Small changes on large arrays of custom types: mutable or immutable? shallow or deepcopy?

(I have previously asked this on the New to Julia category, but I think might rather belong here)

There are a few things somehow all related about the following situation concerning mutability to which I can not find a clear answer.

Consider a custom type

struct Single # or make mutable?
   # ... and more

that itself appears in:

struct DataCollection
   rawdata::Vector{Array} # not same length as structure

We now expect minor modifications such as:

function foo!(dc::DataCollection, w::Int)
   # change dc.structure[w].a
   # change rawdata[dc.structure[w].a]

Further, we expect applications such as:

dc1 = DataCollection() # make some random DataCollection
foo!(dc1,1) # ... and more operations
dc2 = copy(dc1) # in some way, possibly deepcopy
foo!(dc1,1) # ... but do not change dc2 in any way
foo!(dc2,1) # ... but do not change dc1 in any way

What I have so far considered are:

  1. make Single immutable, and let foo! do something like dc.structure[w] = Single(new_a,old_b,...)
    → the copy operation then only needs to be a shallow copy
  2. make Single mutable, and let foo! do something like dc.structure[w].a = new_a
    → the copy then needs to do a deepcopy of .structure
  3. make Single mutable, but still do something like dc.structure[w] = Single(new_a,old_b,...)

Question (a): When Single is immutable, is there even a difference between = copy(dc.structure) and = deepcopy(dc.structure)? In a short test, at least given many fields in Single, shallow copying a Vector of mutable Single's is indeed significantly faster. This would maybe make (3) much better than (1). The documentation somewhat states that mutable types are hardcopied, though I wonder a bit why, and anyway some more magic apparently happens that I unfortunately do not fully understand.

Question (b): Assuming shallow copies of immutable types are actually cheap, then approach (2) still avoids possibly very frequent reinitializations of Single type objects. It is also more flexible when dealing with Single in yet other functions as one can do things like for s in dc.structure; s.a = 1; end. As approach (2) has some advantages, is there some usual approach to best bookkeep these deepcopies at a minimum?

Question (c): Are there strict counterexamples how any of (1), (2) or (3) can cause other, serious drawbacks or pitfalls (meaning non-generic this is bad style arguments)

Question (d): Only approach (2) would in principle also allow to make .structure a Tuple in the sense that changing part of it does not necessitate copying the whole Tuple. But is this even beneficial?

Question (e): If .structure instead needs to be Dict as some bar! may remove some entry; how does delete!(dc.structure, w) depend on the mutability of Single?

This is a fairly complicated example and question with many parts, so excuse me for just commenting on one part that I’m interested in.

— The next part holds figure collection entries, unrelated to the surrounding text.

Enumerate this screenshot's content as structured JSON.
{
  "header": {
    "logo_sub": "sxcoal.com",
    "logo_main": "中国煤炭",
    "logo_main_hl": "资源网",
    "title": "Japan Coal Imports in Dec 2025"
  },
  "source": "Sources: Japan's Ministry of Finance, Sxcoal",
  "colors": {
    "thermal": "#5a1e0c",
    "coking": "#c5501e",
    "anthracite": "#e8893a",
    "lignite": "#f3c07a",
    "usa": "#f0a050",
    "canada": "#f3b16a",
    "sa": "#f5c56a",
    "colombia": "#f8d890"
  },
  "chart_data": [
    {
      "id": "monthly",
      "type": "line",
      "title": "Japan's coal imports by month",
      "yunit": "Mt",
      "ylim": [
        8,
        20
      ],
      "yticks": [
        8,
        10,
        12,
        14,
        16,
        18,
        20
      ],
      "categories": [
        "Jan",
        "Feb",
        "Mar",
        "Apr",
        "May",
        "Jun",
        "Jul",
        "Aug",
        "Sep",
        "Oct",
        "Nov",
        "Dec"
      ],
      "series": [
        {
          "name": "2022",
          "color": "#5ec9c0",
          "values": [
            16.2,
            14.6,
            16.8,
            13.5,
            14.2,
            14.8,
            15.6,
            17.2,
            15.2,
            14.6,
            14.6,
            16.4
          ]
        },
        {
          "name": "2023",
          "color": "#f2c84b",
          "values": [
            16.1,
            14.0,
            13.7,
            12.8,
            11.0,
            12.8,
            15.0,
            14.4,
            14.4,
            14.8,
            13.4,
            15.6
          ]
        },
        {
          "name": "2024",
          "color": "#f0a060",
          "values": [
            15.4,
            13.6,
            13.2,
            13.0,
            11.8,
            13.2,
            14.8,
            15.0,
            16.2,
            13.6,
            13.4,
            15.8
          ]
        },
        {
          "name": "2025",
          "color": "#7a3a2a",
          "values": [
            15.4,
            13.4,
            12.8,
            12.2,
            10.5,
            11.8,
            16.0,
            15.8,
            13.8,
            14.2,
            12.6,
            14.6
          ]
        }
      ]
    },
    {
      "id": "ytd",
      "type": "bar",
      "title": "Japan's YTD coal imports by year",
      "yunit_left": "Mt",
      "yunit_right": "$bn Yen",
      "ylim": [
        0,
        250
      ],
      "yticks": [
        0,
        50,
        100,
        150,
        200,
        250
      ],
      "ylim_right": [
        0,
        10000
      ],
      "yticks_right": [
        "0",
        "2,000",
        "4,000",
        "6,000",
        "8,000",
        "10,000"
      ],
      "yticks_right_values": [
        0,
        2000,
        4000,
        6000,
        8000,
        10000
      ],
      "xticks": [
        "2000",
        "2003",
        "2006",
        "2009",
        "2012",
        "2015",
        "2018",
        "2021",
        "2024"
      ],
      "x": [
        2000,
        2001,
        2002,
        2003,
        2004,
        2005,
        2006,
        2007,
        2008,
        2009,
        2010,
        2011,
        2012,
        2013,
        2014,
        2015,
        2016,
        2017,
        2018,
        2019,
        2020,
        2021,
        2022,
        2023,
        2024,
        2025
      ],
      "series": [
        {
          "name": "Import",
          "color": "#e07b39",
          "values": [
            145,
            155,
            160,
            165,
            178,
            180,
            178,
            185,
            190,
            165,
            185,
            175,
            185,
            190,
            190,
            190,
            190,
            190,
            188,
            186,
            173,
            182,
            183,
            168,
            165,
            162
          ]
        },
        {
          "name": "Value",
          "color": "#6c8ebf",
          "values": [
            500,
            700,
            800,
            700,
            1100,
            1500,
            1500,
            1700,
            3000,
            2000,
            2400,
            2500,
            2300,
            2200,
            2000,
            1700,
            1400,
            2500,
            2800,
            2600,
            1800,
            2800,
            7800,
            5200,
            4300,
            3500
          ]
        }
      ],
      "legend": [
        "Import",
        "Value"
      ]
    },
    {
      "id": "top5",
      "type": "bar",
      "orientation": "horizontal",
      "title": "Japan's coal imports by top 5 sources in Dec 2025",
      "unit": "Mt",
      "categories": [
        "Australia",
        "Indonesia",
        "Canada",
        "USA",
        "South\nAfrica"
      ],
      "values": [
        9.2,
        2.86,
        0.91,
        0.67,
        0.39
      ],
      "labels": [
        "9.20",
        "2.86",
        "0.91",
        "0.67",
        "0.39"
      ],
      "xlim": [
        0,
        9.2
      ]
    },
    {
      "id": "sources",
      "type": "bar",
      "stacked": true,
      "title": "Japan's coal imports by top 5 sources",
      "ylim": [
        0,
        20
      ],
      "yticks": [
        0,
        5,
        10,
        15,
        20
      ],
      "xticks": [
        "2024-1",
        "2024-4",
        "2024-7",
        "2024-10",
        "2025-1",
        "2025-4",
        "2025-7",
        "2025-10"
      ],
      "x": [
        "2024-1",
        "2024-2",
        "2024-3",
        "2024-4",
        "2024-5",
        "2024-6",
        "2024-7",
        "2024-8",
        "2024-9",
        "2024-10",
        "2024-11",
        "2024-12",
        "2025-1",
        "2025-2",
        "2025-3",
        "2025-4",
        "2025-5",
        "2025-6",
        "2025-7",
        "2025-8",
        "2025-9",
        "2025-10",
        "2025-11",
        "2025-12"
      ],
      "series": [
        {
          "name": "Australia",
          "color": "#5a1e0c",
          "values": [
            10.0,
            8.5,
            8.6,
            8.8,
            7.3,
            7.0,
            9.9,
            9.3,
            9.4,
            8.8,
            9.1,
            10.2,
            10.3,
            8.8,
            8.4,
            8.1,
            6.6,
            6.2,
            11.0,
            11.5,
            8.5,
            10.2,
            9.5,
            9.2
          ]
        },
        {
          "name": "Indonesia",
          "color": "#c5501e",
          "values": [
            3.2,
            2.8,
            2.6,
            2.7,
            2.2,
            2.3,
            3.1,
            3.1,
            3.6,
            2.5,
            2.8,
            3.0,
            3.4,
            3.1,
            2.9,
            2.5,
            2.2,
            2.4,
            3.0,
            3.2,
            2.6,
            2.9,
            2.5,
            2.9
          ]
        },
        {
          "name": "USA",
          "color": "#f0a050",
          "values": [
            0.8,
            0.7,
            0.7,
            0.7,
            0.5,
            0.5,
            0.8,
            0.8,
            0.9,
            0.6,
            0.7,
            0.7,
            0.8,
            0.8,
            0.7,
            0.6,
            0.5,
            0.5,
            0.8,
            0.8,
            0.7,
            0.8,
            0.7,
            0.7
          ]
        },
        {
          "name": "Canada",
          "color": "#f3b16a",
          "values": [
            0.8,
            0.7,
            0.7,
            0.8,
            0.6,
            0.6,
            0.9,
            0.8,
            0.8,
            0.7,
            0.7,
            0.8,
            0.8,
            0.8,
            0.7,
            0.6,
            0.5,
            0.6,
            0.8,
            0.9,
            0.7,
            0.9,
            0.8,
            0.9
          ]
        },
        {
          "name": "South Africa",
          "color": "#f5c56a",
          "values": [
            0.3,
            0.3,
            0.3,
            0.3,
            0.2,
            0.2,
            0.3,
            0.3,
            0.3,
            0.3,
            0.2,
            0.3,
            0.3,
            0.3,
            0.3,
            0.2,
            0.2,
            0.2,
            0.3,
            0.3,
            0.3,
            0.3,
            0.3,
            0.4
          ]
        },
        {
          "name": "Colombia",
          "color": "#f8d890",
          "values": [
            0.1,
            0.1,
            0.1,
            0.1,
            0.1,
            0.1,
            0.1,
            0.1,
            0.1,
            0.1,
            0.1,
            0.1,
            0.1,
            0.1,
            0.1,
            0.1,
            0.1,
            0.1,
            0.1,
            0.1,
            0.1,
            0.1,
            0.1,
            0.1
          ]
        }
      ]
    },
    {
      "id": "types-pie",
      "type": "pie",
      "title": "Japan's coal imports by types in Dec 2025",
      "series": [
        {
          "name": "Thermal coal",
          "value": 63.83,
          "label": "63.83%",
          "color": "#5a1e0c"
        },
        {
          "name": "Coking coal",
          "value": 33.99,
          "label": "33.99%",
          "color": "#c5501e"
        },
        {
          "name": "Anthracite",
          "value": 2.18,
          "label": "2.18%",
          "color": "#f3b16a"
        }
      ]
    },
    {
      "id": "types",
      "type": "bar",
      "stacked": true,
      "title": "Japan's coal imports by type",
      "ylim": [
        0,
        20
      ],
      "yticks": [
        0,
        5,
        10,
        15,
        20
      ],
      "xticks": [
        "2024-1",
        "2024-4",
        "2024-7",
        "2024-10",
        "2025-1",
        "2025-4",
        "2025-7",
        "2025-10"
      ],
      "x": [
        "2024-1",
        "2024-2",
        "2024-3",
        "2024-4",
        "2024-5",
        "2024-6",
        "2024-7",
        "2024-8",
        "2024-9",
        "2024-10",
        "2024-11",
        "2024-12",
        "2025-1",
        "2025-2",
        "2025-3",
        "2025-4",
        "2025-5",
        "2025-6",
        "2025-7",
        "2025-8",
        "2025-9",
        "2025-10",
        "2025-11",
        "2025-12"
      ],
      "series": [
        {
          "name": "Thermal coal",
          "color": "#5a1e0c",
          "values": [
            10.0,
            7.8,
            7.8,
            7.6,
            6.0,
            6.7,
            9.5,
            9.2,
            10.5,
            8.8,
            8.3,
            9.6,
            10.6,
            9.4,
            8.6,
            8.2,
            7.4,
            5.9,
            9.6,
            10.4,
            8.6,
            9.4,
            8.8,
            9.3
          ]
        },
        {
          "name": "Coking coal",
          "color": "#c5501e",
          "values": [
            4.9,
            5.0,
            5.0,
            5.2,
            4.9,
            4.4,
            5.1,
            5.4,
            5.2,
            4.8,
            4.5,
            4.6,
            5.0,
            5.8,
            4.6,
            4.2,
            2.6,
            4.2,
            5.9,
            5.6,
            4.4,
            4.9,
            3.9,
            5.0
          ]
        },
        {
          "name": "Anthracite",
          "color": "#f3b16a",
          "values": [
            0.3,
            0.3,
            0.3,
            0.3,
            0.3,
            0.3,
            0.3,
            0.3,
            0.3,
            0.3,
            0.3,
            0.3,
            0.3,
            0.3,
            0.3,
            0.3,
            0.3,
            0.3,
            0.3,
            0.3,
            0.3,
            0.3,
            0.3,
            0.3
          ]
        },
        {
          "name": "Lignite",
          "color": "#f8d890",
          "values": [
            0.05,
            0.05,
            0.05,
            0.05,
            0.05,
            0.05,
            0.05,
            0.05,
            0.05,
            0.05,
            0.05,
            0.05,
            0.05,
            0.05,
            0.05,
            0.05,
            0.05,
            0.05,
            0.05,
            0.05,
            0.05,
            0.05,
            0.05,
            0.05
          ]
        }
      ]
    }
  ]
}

AFAIK, the point of mutable types is allowing multiple references to share an instance and its change. If I don’t need a change to be shared, reassigning a reference is sufficient, and the instance can be either mutable or immutable. I lean toward isbits types, which are both immutable and contain no references, for performance benefits; mutables and references usually require allocations of data scattered in memory.

Thing is, I do often make a type mutable if I want small changes like changing a field, even if I don’t need the full instance to be shared by multiple references. That’s because there’s a convenient setfield! and dot syntax for it. There is a Setfield.jl for doing the same thing with an immutable instance, but I didn’t ever figure out how to make it work for an immutable element of an array.

I also don’t know if it is possible for the compiler to implement reassignment of an immutable instance as an edit of a single field’s data, or if it has to make a whole instance from scratch like how it’s written. That would depend a lot on the implementation of immutable instances, and I don’t know how to read LLVM.

1 Like

Unless Single has many fields, option 1 is probably the best.

Let us say you keep DataCollection immutable. Immutable means you can not change any of its fields, but there’s a catch:

Vector is a mutable container, allocated on the heap: What is immutable in DataCollection is the pointer to where on the heap the content of the Vector is stored. The catch is you can overwrite all or part of the data in that Vector, on the heap.

A shallow copy of a DataCollection duplicates this pointer. Overwriting dc1.structure[w] = Single(...) will affect dc1 and dc2.

You are OK with that? copy. Not OK? deepcopy, in which case the vector on the heap is copied to a distinct vector on the heap.